New Releases Episode 5

This time round, the spotlight falls on some of Scotland’s under rated singer/songwriters and their new releases.

Stevie Palmer             We Become the Sunshine     Greentrax      Out Now

It might seem strange to suggest that someone who has had as much praise heaped on him as Stevie Palmer is underrated, but there remains a lack of recognition of his talents in the world at large.

Perhaps the fact that other than his involvement with the award winning stage production of Far, Far from Ypres in which his composition Black Is the Sun was a standout even in that high quality company, he has been largely absent from the music scene. It must be, I think, a decade since his last album.

His new offering proves to be well worth the wait. Co-produced with Dick Gaughan and Ian McCalman, Stevie’s distinctive voice brings an album of thoughtful and well-crafted songs that will stay with you. While the majority of the album tends to focus on the personal, from the opening Before the Flame Goes Cold to closer Somewhere, there is the occasional digression – James Watt’s Perfect Engine being a fine example.

The quality here is underlined by the plethora of talented musicians lending their backing: Kim Edgar, Phil Cunningham, Mary MacMaster and Polwarts Karine and Steven are just a few of those who grace the album. Good to have you back Stevie.

Willie Campbell         Nothing’s Going to Bring Me Down           Invisible King           

Out 11th September  

Willie Campbell is a man who believes in keeping busy, and holding on to an optimistic outlook, even in the face of these strange and unsettling times. This new album was intended to be the latest from Tumbling Souls, but lockdown happened and put paid to that.

So, rather than shelve it meantime, Willie decided to self-produce and release it as his new solo album. There are contributions from James Clifford on bass throughout, Lloyd Reid on pedal steel and one or two others crop up on the odd track, but most of what you hear is Willie himself.

And while this may not have been how he originally envisaged the finished article, this has emerged as a splendid addition to the Campbell canon. Upbeat and optimistic as befits the title, it does indeed leave you feeling just that much better for having listened to it.

There’s some memorable tunes here – Back to the Edge of the World, Endless Rhythm and Lay Your Burden down stand out on early listening. All in all, I’m glad Willie decided to carry on and release this. We need all the positivity we can get these days, and this is a joy to listen to.

The Strunts                Too Much of Everything                  Self                  Out Now

Strunt, to the best of my knowledge, was another word for dram back in Rabbie’s time. Turns out it’s also the equivalent of the English strop, and David Fee and Les Oman quote “the huff, the sulks” on the album sleeve.

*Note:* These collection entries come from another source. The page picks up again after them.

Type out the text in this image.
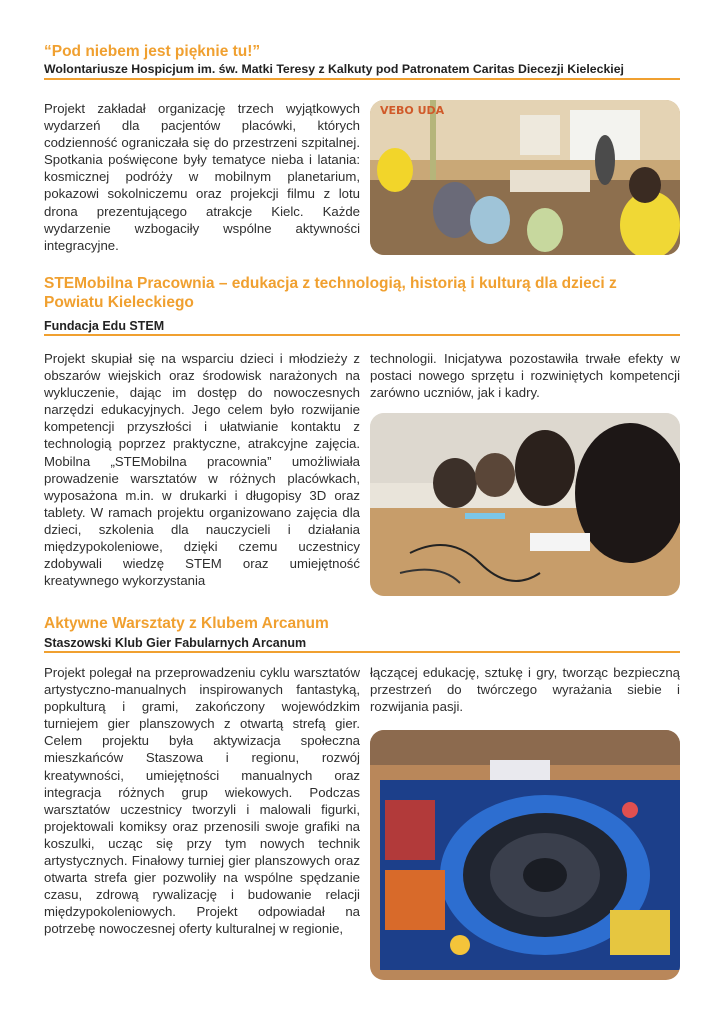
“Pod niebem jest pięknie tu!”

Wolontariusze Hospicjum im. św. Matki Teresy z Kalkuty pod Patronatem Caritas Diecezji Kieleckiej

Projekt zakładał organizację trzech wyjątkowych wydarzeń dla pacjentów placówki, których codzienność ograniczała się do przestrzeni szpitalnej. Spotkania poświęcone były tematyce nieba i latania: kosmicznej podróży w mobilnym planetarium, pokazowi sokolniczemu oraz projekcji filmu z lotu drona prezentującego atrakcje Kielc. Każde wydarzenie wzbogaciły wspólne aktywności integracyjne.

VEBO UDA

STEMobilna Pracownia – edukacja z technologią, historią i kulturą dla dzieci z Powiatu Kieleckiego

Fundacja Edu STEM

Projekt skupiał się na wsparciu dzieci i młodzieży z obszarów wiejskich oraz środowisk narażonych na wykluczenie, dając im dostęp do nowoczesnych narzędzi edukacyjnych. Jego celem było rozwijanie kompetencji przyszłości i ułatwianie kontaktu z technologią poprzez praktyczne, atrakcyjne zajęcia. Mobilna „STEMobilna pracownia” umożliwiała prowadzenie warsztatów w różnych placówkach, wyposażona m.in. w drukarki i długopisy 3D oraz tablety. W ramach projektu organizowano zajęcia dla dzieci, szkolenia dla nauczycieli i działania międzypokoleniowe, dzięki czemu uczestnicy zdobywali wiedzę STEM oraz umiejętność kreatywnego wykorzystania

technologii. Inicjatywa pozostawiła trwałe efekty w postaci nowego sprzętu i rozwiniętych kompetencji zarówno uczniów, jak i kadry.

Aktywne Warsztaty z Klubem Arcanum

Staszowski Klub Gier Fabularnych Arcanum

Projekt polegał na przeprowadzeniu cyklu warsztatów artystyczno-manualnych inspirowanych fantastyką, popkulturą i grami, zakończony wojewódzkim turniejem gier planszowych z otwartą strefą gier. Celem projektu była aktywizacja społeczna mieszkańców Staszowa i regionu, rozwój kreatywności, umiejętności manualnych oraz integracja różnych grup wiekowych. Podczas warsztatów uczestnicy tworzyli i malowali figurki, projektowali komiksy oraz przenosili swoje grafiki na koszulki, ucząc się przy tym nowych technik artystycznych. Finałowy turniej gier planszowych oraz otwarta strefa gier pozwoliły na wspólne spędzanie czasu, zdrową rywalizację i budowanie relacji międzypokoleniowych. Projekt odpowiadał na potrzebę nowoczesnej oferty kulturalnej w regionie,

łączącej edukację, sztukę i gry, tworząc bezpieczną przestrzeń do twórczego wyrażania siebie i rozwijania pasji.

And if that gives you the idea that you’re listening to two grumpy old men, I suspect you’ll not be too far wrong. These stalwarts of the Kintyre music scene had a chance meeting the day after the inauguration of            well, I don’t want to name him but I think you’ll know who they mean… Inspiration struck, and they’ve been putting together songs for this highly political, or perhaps more correctly highly humanitarian, album since that day, and now it’s here.

It falls, they say, into the category of “post-truth, new wave folk” and that’s as good a description as any. Songs like Blood and Bandages and Ranches and Mansions don’t miss their targets, that’s for sure. There’s some mordant humour, too, Alison Leith takes vocal duties on Alien in Slovenia (who can they mean…?) and there’s some fairly cutting lyrics in places.

To be honest, if you voted against Scotland, or for Brexit, or, if you’re on the other side of the Atlantic, you voted for what you’ve got, this probably isn’t going to be on your shopping list. There’s just no pleasing some folk when you tell the truth, is there?